CARDIAC, HEMODYNAMIC AND RENAL FUNCTIONS IN CONGESTIVE HEART FAILURE DURING INDUCED PERIPHERAL VASODILATATION; RELATIONSHIP TO STARLING'S LAW OF THE HEART IN MAN*†

Abstract
Peripheral vasodilatation for one hour was produced by intravenous infusion of the ganglionic blocking agent, Arfonad [d-3,4(l[image],3[image]-dibenzyl-2[image]-keto-imidazolido)-l,2-trimethylenethiophanium d camphor sulfonate], in 12 cardiac subjects during conjestive heart failure, in 7 cardiac subjects after recovery of compensation and in 2 non-cardiac subjects. In all subjects intracardiac pressures and pressures in the systemic and pulmonic circulations fell (20 to 30%).
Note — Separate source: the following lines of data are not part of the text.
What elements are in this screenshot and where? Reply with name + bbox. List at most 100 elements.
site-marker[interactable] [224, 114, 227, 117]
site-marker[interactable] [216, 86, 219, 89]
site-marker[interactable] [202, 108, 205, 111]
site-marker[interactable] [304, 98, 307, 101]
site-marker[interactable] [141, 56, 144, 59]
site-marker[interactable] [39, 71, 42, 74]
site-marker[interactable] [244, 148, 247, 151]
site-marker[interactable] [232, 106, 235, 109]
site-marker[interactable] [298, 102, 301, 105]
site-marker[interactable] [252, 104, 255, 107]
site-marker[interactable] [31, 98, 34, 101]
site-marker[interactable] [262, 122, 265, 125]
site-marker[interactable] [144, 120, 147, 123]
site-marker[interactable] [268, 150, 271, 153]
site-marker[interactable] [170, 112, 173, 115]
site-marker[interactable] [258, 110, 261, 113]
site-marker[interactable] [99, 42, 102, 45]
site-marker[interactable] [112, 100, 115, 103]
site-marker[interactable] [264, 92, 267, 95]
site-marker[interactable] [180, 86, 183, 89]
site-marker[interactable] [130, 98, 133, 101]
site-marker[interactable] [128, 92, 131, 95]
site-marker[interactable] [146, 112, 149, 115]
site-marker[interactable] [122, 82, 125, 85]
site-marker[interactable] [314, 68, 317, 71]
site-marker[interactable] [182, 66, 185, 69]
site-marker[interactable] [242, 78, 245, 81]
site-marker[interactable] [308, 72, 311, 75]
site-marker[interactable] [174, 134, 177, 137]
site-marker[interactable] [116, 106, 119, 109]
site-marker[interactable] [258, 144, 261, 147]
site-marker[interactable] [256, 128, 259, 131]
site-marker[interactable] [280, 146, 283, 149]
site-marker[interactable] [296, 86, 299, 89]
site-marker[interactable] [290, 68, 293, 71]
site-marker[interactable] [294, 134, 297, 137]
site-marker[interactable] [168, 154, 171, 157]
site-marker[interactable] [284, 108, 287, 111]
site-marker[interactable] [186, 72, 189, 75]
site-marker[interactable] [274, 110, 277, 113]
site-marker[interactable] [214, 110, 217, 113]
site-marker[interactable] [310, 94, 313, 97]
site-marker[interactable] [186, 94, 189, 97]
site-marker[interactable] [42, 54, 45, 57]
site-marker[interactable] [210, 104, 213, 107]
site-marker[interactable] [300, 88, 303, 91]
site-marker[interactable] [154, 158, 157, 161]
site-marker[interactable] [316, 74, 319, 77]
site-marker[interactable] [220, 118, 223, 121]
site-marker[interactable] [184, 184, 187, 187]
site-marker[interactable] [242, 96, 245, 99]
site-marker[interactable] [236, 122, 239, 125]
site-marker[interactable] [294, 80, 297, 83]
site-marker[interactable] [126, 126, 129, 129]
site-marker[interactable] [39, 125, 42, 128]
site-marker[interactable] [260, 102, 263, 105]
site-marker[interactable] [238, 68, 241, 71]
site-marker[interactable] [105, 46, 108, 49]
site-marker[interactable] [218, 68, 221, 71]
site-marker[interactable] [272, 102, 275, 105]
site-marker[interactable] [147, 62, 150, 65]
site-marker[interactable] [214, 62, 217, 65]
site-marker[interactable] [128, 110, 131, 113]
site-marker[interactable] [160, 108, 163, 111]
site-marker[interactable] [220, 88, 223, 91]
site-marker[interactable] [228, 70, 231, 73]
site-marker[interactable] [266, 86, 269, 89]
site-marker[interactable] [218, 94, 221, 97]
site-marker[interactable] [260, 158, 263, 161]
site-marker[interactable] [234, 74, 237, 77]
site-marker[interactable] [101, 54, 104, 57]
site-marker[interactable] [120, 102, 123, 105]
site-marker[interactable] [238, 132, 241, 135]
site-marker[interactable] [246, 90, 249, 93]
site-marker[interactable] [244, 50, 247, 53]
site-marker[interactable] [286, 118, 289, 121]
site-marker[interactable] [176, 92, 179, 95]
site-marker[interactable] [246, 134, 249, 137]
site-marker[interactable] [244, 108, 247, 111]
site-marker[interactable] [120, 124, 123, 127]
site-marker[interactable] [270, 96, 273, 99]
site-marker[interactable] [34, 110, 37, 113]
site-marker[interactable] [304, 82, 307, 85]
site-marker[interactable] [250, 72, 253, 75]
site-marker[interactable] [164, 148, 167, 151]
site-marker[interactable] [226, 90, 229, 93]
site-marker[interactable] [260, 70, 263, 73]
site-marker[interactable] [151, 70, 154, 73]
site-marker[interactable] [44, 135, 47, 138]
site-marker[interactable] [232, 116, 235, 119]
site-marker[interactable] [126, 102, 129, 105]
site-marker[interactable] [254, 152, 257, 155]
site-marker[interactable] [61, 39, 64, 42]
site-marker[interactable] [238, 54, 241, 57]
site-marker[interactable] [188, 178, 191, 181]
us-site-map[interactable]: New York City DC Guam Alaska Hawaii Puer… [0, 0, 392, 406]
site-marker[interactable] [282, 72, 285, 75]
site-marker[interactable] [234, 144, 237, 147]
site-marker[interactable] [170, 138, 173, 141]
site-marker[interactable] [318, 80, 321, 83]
In 8 of 10 subjects with low output congestive heart failure the lowering of vascular pressures was associated with an increase of cardiac output (15%) and a fall in A-V oxygen difference. In contrast, in 4 of 5 non-cardiac and compensated cardiac subjects cardiac output decreased (15%) and A-V oxygen difference increased slightly. In all subjects the excretion of water and sodium decreased, while renal hemodynamic functions changed variably and slightly. Because of the fall in arterial pressures the increase in cardiac output during vasodilatation in congestive heart failure was achieved without increase in cardiac minute or stroke work. In the non-cardiac and compensated cardiac subjects, minute and stroke work of the heart decreased during vasodilatation and this decrease was due more to the fall in arterial pressure than to the decrease in cardiac output. The fall in arterial pressures in these observations makes it difficult to determine whether Starling''s Law of the heart applied. If one accepts the condition of altered arterial pressures, then Starling''s Law may be considered to have held in the non-cardiac and compensated cardiac circulations but not in congestive heart failure, unless one assumes that cardiac function in all of these patients was on the flat portion of the cardiac work-filling pressure curve.